Now available in digital format (free, suggested donation) right here.
BUTTERFLY
A school principal tells her therapist about the graduate intern she couldn’t stop wanting. Told entirely through therapy sessions, the zine follows Caroline’s obsession with Vanessa — a fixation she can’t act on within the institution that introduced them, and can’t abandon either. The story moves through attraction, boundary erosion, sexual violence, and grief, with Caroline’s earlier losses — a miscarriage, a partner who left her in Bali, parents who needed only each other — surfacing as pressure that was already there before Vanessa walked in. Photographs between sessions function as silences.
Hand-stitched edition of 6 and digital PDF available here.
A TRILOGY OF DISPLACEMENT: Neural Maps, Physical Journeys, and Digital Exploitation
A Study in Cartography: Fragments and Patterns
A circulation experiment tracking how 25 hand-bound copies of a fragmented narrative find their readers. The story follows Mateo, a refugee child with selective mutism, through three separate booklets that require physical reconstruction of meaning—mirroring the cognitive work trauma survivors perform daily.The project tests whether art objects designed from specific consciousness patterns can locate readers who share similar cognitive architecture. Through strategic distribution at zine fairs, bookstores, and social media exchanges, the work documents which readers engage deeply enough to contact the artist post-reading.
Goal: To investigate whether direct circulation can create meaningful artist-reader recognition based on shared processing patterns rather than broad market appeal.
NYC is Big, My Dreams are Bigger
A bidirectional zine that challenges how immigrant stories are told. Edwin’s narrative moves forward while Stella’s excavates backwards, forcing readers to experience displacement through form itself. Rather than presenting immigration as simple escape or achievement, the work reveals the hidden costs of survival—sexual violence, childhood trauma, and the weight of secrets that shape the storytelling. The physical format requires active navigation, making readers complicit in the disorientation that defines immigrant experience. This compression of multiple truths into one small object proves that some stories can only be accessed through unfamiliar paths.
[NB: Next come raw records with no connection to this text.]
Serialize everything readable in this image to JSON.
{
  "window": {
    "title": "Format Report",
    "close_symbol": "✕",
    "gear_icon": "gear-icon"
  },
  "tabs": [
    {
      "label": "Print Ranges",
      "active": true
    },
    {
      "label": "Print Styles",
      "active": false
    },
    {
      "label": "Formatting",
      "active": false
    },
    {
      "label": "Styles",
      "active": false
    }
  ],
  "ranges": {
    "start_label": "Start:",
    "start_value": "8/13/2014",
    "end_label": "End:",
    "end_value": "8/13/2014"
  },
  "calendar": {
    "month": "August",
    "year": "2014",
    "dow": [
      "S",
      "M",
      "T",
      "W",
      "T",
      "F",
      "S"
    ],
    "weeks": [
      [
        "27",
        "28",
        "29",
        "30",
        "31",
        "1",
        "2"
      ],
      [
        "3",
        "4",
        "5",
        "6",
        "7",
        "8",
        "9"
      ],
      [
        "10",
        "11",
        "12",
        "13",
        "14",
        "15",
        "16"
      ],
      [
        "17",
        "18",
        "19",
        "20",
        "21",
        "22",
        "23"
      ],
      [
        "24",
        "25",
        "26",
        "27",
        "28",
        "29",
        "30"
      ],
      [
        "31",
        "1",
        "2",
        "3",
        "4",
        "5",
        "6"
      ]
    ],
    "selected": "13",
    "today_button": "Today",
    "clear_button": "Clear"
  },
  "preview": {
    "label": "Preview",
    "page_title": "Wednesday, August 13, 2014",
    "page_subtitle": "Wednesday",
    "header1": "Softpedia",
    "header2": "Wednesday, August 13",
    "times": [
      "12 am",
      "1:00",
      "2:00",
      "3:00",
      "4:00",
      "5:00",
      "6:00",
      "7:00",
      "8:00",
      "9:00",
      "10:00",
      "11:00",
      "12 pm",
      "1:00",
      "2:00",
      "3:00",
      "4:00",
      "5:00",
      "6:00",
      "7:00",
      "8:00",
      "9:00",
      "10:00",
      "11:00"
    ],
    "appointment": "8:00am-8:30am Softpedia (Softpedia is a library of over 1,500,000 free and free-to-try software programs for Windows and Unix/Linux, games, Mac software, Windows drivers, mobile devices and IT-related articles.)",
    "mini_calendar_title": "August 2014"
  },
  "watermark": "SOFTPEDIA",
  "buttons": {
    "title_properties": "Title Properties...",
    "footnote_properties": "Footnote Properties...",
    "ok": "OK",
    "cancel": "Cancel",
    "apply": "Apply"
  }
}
Status: New release – seeking readers
The Long Game
Status: New release – seeking readers. Available in digital format (free, suggested donation) right here.
Marie Bismonte is a Bronx-based multidisciplinary artist whose longitudinal projects investigate consciousness under pressure, documentation as survival, and the intersection of personal and political memory. Her work has been published internationally and exhibited in the Philippines, Italy, France, and the United States.